Google’s latest review massacre has businesses losing their minds. The tech giant nuked millions of reviews in 2025, with 70% being five-star ratings—yeah, the good ones. Restaurants got hit worst, watching years of customer feedback vanish overnight. Google’s AI thinks it’s fighting spam, but it’s mostly just torching legitimate reviews and leaving businesses with generic removal notices. Companies are watching their credibility evaporate while customers wonder why their favorite spots suddenly look sketchy. The real damage goes deeper than missing stars.
Thousands of Google reviews are vanishing. An analysis of 60,000 Google Business Profiles reveals deletion rates hitting unprecedented levels in 2025, with the surge accelerating from late Q1 through mid-year across multiple countries. At the peak in July, nearly 1,200 monitored locations—that’s 2%—experienced at least one deletion weekly. Not exactly reassuring for business owners watching their hard-earned feedback disappear.
The damage hits where it hurts most. Over 70% of removed reviews were five-star ratings in analyzed incidents. Google’s AI-driven moderation systems are apparently on a mission, flagging suspicious patterns like sudden positive spikes or repetitive language. They’re even questioning Local Guides about whether businesses offered incentives for reviews.
Over 70% of deleted reviews were five-star ratings, with AI flagging suspicious patterns and questioning Local Guides about incentives.
The platform that hosts 57-58% of all online reviews and commands a 73% market share among review platforms is fundamentally playing judge, jury, and executioner with business reputations. Businesses perceived as less established due to decreased review counts face erosion of credibility among potential customers, directly impacting their ability to compete.
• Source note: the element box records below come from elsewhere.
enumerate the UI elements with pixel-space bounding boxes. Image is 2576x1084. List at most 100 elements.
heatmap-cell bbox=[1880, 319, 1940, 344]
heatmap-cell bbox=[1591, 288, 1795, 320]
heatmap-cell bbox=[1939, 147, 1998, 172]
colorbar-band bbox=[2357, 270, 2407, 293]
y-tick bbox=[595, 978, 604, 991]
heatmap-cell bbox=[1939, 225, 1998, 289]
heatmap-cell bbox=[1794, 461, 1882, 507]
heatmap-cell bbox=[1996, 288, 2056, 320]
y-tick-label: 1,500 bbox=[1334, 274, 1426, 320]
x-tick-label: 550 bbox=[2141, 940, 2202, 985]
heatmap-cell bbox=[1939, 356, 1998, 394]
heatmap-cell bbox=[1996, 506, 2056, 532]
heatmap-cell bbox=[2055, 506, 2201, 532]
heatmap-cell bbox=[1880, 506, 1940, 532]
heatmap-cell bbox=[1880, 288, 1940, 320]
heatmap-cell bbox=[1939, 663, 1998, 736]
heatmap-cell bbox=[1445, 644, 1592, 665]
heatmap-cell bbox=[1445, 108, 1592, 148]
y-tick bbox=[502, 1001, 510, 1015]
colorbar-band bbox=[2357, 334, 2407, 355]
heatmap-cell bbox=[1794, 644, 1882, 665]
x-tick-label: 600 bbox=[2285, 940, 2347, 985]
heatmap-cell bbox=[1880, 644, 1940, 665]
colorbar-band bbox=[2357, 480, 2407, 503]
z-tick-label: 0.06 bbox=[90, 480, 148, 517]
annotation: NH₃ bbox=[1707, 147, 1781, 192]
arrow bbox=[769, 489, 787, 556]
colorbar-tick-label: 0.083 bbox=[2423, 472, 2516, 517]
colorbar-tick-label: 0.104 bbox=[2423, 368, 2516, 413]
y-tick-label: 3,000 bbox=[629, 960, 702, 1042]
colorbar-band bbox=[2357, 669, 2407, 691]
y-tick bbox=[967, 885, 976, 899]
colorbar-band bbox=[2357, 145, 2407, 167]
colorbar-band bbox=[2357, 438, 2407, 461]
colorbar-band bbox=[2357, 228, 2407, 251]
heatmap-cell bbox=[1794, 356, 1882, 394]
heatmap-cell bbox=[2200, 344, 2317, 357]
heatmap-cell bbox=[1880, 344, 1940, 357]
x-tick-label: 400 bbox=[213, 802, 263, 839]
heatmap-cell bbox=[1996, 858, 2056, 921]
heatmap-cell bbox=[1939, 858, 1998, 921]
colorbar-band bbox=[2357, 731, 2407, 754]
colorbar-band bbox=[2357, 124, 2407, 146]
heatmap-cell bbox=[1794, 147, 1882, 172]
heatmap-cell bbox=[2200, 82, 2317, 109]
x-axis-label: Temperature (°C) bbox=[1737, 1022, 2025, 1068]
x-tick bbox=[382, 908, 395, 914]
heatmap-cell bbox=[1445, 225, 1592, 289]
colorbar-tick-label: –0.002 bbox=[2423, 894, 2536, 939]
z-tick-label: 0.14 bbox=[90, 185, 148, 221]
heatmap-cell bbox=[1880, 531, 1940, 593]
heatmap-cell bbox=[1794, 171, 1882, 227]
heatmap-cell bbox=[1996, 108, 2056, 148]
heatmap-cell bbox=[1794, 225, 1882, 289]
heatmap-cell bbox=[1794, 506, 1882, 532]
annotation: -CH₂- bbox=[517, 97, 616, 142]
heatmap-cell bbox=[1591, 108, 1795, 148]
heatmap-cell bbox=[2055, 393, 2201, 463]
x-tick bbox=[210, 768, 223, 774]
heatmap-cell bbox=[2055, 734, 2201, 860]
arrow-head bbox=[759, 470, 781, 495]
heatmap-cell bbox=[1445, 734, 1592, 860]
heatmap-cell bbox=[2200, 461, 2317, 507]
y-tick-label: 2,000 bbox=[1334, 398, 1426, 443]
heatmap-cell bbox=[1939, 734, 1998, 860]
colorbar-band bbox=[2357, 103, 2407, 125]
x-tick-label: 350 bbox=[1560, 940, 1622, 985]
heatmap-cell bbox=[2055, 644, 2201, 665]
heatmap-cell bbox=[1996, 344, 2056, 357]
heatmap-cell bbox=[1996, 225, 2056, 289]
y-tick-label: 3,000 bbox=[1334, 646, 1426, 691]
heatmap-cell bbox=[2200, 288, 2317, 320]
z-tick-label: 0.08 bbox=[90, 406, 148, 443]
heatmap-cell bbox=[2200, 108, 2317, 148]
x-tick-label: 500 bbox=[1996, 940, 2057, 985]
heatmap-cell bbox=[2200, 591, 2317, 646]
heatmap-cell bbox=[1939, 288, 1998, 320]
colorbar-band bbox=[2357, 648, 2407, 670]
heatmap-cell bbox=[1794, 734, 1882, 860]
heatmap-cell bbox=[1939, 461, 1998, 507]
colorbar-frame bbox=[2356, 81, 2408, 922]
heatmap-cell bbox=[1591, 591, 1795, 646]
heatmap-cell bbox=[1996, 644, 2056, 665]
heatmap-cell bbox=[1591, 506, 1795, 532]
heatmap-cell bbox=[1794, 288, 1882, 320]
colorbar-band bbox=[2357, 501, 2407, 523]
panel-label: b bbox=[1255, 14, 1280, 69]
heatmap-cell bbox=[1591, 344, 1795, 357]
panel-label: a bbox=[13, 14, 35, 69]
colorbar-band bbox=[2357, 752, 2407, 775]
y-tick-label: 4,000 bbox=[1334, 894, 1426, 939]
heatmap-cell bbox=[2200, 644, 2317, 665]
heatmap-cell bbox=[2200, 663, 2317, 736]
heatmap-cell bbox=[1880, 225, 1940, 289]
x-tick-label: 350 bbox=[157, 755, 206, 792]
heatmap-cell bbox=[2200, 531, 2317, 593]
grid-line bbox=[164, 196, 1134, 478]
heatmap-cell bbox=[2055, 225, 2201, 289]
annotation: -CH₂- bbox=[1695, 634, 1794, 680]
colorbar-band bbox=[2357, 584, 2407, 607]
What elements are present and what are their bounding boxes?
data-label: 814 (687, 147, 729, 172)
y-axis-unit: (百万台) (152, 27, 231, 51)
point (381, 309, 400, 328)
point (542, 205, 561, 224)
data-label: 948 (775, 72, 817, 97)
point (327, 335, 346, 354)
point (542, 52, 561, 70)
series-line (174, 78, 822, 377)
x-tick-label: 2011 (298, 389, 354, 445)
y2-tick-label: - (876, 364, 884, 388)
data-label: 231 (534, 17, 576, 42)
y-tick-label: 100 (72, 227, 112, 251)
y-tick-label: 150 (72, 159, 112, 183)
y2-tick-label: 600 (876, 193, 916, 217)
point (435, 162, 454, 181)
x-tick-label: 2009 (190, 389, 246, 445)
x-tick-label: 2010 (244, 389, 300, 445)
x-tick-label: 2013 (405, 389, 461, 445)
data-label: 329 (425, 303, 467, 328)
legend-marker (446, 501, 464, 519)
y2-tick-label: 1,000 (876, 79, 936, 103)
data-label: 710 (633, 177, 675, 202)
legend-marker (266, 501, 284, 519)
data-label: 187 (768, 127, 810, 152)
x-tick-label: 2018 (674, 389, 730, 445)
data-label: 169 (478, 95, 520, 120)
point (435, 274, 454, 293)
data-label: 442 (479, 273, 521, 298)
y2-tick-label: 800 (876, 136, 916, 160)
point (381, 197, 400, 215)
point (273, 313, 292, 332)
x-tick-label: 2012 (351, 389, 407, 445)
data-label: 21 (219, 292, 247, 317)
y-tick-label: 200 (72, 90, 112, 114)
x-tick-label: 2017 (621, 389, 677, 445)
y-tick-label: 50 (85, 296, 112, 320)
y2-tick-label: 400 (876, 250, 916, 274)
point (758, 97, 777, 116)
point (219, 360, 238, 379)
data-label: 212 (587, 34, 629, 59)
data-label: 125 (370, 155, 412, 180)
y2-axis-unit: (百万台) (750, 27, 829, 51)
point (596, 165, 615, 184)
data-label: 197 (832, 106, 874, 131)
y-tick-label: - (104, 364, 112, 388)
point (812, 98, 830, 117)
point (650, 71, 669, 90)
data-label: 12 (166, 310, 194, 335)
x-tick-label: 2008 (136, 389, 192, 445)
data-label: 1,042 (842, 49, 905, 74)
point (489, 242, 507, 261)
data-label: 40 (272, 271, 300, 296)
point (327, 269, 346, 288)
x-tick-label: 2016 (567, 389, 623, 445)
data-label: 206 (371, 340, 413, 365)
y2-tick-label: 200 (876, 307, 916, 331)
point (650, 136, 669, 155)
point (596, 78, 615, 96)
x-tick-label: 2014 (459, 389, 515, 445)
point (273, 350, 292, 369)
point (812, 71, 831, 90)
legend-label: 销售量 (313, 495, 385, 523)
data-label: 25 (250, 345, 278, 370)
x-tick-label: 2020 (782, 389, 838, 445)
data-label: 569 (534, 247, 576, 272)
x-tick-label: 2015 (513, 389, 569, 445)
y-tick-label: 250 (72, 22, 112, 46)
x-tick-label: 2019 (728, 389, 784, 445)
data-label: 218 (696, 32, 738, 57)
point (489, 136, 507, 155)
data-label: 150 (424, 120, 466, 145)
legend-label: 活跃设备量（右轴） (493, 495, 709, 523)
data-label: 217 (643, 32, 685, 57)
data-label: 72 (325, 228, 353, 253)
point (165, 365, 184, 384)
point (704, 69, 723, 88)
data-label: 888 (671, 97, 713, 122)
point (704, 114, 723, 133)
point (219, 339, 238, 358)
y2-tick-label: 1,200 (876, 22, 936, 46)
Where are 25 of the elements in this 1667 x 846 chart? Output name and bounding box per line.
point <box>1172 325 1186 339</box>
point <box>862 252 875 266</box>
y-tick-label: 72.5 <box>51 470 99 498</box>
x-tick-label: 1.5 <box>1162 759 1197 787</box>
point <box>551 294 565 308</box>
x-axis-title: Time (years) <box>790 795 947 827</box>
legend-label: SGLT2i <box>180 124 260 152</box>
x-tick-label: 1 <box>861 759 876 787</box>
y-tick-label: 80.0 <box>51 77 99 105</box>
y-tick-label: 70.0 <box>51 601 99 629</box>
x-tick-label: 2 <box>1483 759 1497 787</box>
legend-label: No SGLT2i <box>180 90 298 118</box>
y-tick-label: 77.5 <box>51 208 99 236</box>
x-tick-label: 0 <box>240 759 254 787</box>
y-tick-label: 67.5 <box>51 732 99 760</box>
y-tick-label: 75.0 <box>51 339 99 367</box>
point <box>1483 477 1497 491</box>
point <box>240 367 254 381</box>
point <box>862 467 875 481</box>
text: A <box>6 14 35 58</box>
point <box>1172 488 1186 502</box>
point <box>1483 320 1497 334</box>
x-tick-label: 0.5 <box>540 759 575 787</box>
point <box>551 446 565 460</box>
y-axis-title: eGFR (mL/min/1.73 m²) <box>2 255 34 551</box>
Restaurants are getting hammered the hardest, followed by home services, retail, and construction. These high-volume categories are seeing removals across both recent and older submissions. Medical services, beauty salons, and professional services are catching fewer deletions, but nobody’s completely safe. Medical and home services categories show particularly strong bias toward removing five-star reviews compared to other ratings.
This isn’t some one-time cleanup operation—it’s ongoing enforcement that shows no signs of slowing down.
The culprits behind this purge? Automated moderation systems detecting spam, conflicts, and inappropriate content. AI flags for incentivized or fraudulent activity. Local regulatory pressure. Legal takedown requests. Google estimates approximately 11% of its reviews are potentially fraudulent, and they’re removing millions annually.
Fair enough, but their algorithms are generating false positives too, and businesses get generic removal notices without specifics about what went wrong.
The ranking effects are brutal. Sudden drops in visible review counts tank local search visibility. Profiles show fewer reviews even when originals remain present somewhere in Google’s system.
With 81% of consumers checking Google reviews initially and 73% trusting only reviews from the past 30 days, recent deletions pack an outsized punch. Businesses can flag problematic reviews, sure, but Google takes anywhere from a week to a month to decide.
Meanwhile, that 87% of customers who engage with 3-4 star rated businesses might be looking elsewhere.